Dans ce bazar de plumard et de
partouzards (le Duc aime la culbute, s’en lasse champagne à la bouche), on
trouve itou un Noir hilare, portier pas vraiment de nuit, et une Rebecca
liminaire à l’épaule dénudée, possible catin de « rue juive »
suçotant explicitement, un chouïa incestueuse, et un rabbin chafouin (duelle
acception) de constater les infidélités (à l’exégèse du Talmud, au code
vestimentaire) guidées par l’hubris de son complice in fine adoubé. On ne
cesse de répéter à Süss qu’il ôte son masque et l’ultime scène, tribunal +
gibet, le démasque pour l’éternité du millénaire hâtivement instauré par le
Reich, c’est-à-dire lui rend sa panoplie capillaire et pileuse, auparavant
coupée-rasée afin de mieux se glisser dans la société (et peut-être même entre
les draps de la Duchesse, allez) germanique, modèle de probité conjugale,
familiale (le Duc, incarné par l’ancien communiste Heinrich George, crève d’une
crise cardiaque, juste punition pour sa propension à la copulation avec des
gamines à peine nubiles, ouvertement inquiètes). Le nazisme en tant qu’hystérie
nationale puritaine et par conséquent sexuellement obsédée : la thèse de
Wilhelm Reich, soutenue dès les années 30 dans La Psychologie de masse du
fascisme, se vérifie ici. Le Juif Süss utilise aussi la
métaphore entomologique et renverse la perspective des victimes, puisque les
Juifs, enfin admis administrativement à Stuttgart, s’apparentent à des insectes
(variantes : vermine, chien) aux allures de files d’exode (celui de juin
40 dans l’Hexagone, par exemple, ou clin d’œil implicite au déplacement
biblique mené par Moïse).
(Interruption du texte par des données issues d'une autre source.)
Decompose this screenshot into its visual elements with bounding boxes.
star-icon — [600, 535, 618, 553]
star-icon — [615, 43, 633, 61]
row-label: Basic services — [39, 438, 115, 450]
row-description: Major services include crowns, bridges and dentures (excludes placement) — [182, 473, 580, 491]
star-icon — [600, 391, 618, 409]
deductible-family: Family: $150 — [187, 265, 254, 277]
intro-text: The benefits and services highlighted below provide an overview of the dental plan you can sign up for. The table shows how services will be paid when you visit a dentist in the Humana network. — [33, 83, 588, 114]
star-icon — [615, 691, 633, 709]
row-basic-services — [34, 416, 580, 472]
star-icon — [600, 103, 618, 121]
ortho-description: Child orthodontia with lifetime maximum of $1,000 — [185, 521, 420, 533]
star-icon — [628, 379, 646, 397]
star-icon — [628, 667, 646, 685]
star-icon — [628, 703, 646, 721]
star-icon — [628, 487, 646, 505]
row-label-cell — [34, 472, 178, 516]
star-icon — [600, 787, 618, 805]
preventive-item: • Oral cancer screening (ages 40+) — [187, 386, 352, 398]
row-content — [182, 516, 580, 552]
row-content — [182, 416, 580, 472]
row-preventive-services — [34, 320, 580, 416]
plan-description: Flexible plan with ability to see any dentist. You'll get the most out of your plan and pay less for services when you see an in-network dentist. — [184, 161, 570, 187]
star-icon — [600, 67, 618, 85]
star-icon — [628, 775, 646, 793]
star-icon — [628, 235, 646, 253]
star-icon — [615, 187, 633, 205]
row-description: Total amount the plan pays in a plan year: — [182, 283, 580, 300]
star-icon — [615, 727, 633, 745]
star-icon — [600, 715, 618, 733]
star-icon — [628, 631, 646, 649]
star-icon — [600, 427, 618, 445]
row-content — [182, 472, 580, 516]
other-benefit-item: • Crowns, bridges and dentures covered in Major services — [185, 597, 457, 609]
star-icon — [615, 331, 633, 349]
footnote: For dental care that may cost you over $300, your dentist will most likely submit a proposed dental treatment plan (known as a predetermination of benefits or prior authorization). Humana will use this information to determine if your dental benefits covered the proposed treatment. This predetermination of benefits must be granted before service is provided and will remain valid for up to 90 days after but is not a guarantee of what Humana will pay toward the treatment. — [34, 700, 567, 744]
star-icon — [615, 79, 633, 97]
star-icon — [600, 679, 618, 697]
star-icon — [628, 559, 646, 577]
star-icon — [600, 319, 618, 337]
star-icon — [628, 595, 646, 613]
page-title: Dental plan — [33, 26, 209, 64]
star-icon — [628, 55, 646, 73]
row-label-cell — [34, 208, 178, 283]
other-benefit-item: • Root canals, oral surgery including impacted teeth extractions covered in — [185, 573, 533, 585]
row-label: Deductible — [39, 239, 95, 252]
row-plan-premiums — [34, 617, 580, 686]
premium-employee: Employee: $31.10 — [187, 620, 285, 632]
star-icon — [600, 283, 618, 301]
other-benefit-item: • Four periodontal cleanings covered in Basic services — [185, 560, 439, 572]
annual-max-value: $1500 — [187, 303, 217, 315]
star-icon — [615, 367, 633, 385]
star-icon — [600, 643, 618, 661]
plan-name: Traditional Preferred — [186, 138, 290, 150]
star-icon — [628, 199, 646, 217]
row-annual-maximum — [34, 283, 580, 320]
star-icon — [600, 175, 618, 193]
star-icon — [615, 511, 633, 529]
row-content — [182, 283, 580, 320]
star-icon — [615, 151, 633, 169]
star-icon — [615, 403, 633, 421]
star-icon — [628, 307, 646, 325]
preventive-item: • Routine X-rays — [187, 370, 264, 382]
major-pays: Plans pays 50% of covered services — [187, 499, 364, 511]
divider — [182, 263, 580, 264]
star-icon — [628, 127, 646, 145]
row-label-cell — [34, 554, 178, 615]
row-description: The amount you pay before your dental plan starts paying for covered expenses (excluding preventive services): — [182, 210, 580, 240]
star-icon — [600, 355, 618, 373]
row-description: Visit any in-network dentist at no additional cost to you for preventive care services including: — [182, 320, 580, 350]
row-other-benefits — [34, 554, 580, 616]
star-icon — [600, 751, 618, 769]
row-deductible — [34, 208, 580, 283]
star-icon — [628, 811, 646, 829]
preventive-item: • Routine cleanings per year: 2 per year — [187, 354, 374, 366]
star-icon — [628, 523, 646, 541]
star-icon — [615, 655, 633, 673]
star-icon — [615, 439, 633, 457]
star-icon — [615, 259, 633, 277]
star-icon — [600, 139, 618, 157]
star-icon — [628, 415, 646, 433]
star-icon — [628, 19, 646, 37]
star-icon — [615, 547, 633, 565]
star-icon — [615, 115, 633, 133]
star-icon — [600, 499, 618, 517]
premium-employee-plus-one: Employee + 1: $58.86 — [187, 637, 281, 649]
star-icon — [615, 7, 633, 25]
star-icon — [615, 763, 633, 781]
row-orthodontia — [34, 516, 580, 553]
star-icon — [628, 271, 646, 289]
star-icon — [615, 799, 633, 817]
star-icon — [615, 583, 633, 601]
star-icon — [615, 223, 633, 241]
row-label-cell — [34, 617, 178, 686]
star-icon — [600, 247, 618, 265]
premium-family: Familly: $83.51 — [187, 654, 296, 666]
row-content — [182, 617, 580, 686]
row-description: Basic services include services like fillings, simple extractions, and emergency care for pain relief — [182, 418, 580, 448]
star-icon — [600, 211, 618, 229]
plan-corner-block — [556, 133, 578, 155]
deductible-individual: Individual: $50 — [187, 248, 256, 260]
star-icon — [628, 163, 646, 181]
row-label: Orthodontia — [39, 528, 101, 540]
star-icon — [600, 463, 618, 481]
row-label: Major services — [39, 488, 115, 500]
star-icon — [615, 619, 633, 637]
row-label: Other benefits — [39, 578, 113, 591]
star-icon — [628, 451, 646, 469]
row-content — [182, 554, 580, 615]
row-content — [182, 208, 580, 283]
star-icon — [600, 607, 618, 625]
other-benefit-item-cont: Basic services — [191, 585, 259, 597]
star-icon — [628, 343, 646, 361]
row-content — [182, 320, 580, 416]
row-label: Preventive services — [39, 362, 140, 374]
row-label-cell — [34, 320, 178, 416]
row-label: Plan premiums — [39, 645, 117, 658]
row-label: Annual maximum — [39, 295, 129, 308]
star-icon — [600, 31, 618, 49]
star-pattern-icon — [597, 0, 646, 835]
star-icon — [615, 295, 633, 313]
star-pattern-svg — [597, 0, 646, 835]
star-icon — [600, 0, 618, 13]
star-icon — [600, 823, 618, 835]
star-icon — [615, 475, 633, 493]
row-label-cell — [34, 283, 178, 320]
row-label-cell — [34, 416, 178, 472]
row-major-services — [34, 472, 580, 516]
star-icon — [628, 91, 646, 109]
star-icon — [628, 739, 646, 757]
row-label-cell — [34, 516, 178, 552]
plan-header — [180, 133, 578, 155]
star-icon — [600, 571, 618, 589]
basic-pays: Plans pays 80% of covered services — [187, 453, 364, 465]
Goebbels (ne négligeons pas le rôle ni la
responsabilité du scénariste Ludwig Metzger flanqué du dramaturge Eberhard
Wolfgang Möller) ne connaît pas la nuance et pas davantage le servile (ou
contraint, se défendit-il) Veit ; il faut « chasser le Juif »,
il convient de lui faire subir le même sort (suppliant, devant une foule
courroucée, déjà très contrôlée) que le forgeron, littéralement placé sur sa
route vers le pouvoir de la ploutocratie.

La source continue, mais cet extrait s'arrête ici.